OMNIBUS DAREDEVIL PAR FRANK MILLER : LE GRAND RECAP' D'UN MONUMENT DES COMICS MARVEL


 Nous sommes presque à l'orée des années 80, et il faut bien être honnête, Daredevil n'est pas la priorité chez Marvel, qui continue de publier les aventures du héros par inertie, sans y croire plus que ça. Du reste les dessinateurs se succèdent, et pourtant il se passe des choses sur la série. Lorsque Frank Miller est annoncé pour son arrivée, au numéro 158, peu imaginent que l'histoire est sur le point de s'écrire. Au départ donc, c'est Roger McKenzie qui poursuit sa prestation au scénario, et bonne pioche, Miller peut bénéficier de l'encrage d'un certain Klaus Janson, avec qui le mariage est naturel. Les premières pages permettent d'évacuer la présence d'un super vilain capable de se déphaser brièvement avec le temps réel (le Chasseur), et donc d'apparaître intangible, même s'il doit solidifier à nouveau son corps pour frapper.
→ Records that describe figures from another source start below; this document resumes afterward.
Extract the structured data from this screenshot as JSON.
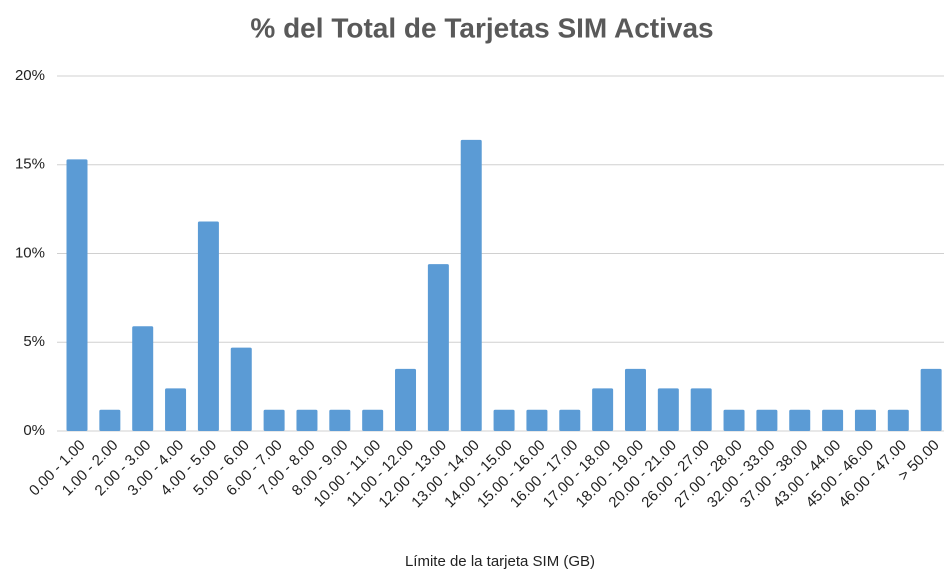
{
  "chart_data": {
    "type": "bar",
    "title": "% del Total de Tarjetas SIM Activas",
    "x_label": "Límite de la tarjeta SIM (GB)",
    "categories": [
      "0.00 - 1.00",
      "1.00 - 2.00",
      "2.00 - 3.00",
      "3.00 - 4.00",
      "4.00 - 5.00",
      "5.00 - 6.00",
      "6.00 - 7.00",
      "7.00 - 8.00",
      "8.00 - 9.00",
      "10.00 - 11.00",
      "11.00 - 12.00",
      "12.00 - 13.00",
      "13.00 - 14.00",
      "14.00 - 15.00",
      "15.00 - 16.00",
      "16.00 - 17.00",
      "17.00 - 18.00",
      "18.00 - 19.00",
      "20.00 - 21.00",
      "26.00 - 27.00",
      "27.00 - 28.00",
      "32.00 - 33.00",
      "37.00 - 38.00",
      "43.00 - 44.00",
      "45.00 - 46.00",
      "46.00 - 47.00",
      "> 50.00"
    ],
    "values": [
      15.3,
      1.2,
      5.9,
      2.4,
      11.8,
      4.7,
      1.2,
      1.2,
      1.2,
      1.2,
      3.5,
      9.4,
      16.4,
      1.2,
      1.2,
      1.2,
      2.4,
      3.5,
      2.4,
      2.4,
      1.2,
      1.2,
      1.2,
      1.2,
      1.2,
      1.2,
      3.5
    ],
    "color": "#5b9bd5",
    "ylim": [
      0,
      20
    ],
    "yticks": [
      {
        "value": 0,
        "label": "0%"
      },
      {
        "value": 5,
        "label": "5%"
      },
      {
        "value": 10,
        "label": "10%"
      },
      {
        "value": 15,
        "label": "15%"
      },
      {
        "value": 20,
        "label": "20%"
      }
    ],
    "grid": true
  }
}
Obsédé par sa vengeance contre Daredevil (qui l'a battu dans le passé), il connaît sa double identité, mais tout cela ne lui évitera pas de finir d'une bien horrible façon, incrusté en partie dans une pierre tombale. Ce qui retient surtout l'attention dans la série, c'est plutôt son coté vaudevillesque. Murdock est aveugle, mais c'est un sacré tombeur ! Dans ces années-là, la situation est la suivante : il est en couple (plus ou moins) avec la fille d'un riche industriel, Heather Glenn, qui ne supporte plus sa double existence (oui, elle sait, ce n'est jamais bon signe…). Mais La Veuve Noire est revenue faire un tour dans les parages, et la secrétaire de Matt, une certaine Becky, attend fidèlement dans l'ombre que son patron jette son dévolu sur elle. Il faut dire qu'elle ne fait pas le poids à coté de la froide beauté d'Heather, ou d'une super espionne : elle est en fauteuil roulant… Bien vite, Daredevil se retrouve opposé à Bullseye. Oui, le dingo par excellence, capable de tout transformer en une arme. Le "Tireur" comme on l'appelait alors en Vf s'en prend tout d'abord à la Veuve pour atteindre notre Tête à Cornes. La pauvre prend cher, mais ça a le don d'irriter DD qui se rend alors au parc d'attractions de Coney Island pour l'affrontement final (blague). Entre temps Bullseye a eu une idée de génie : envoyer des seconds couteaux défier son adversaire, pour en étudier les réactions, les techniques de combat. Ce qui ne lui évitera pas une vraie humiliation, au point d'en perdre momentanément la boule. Très sensible, en fin de compte.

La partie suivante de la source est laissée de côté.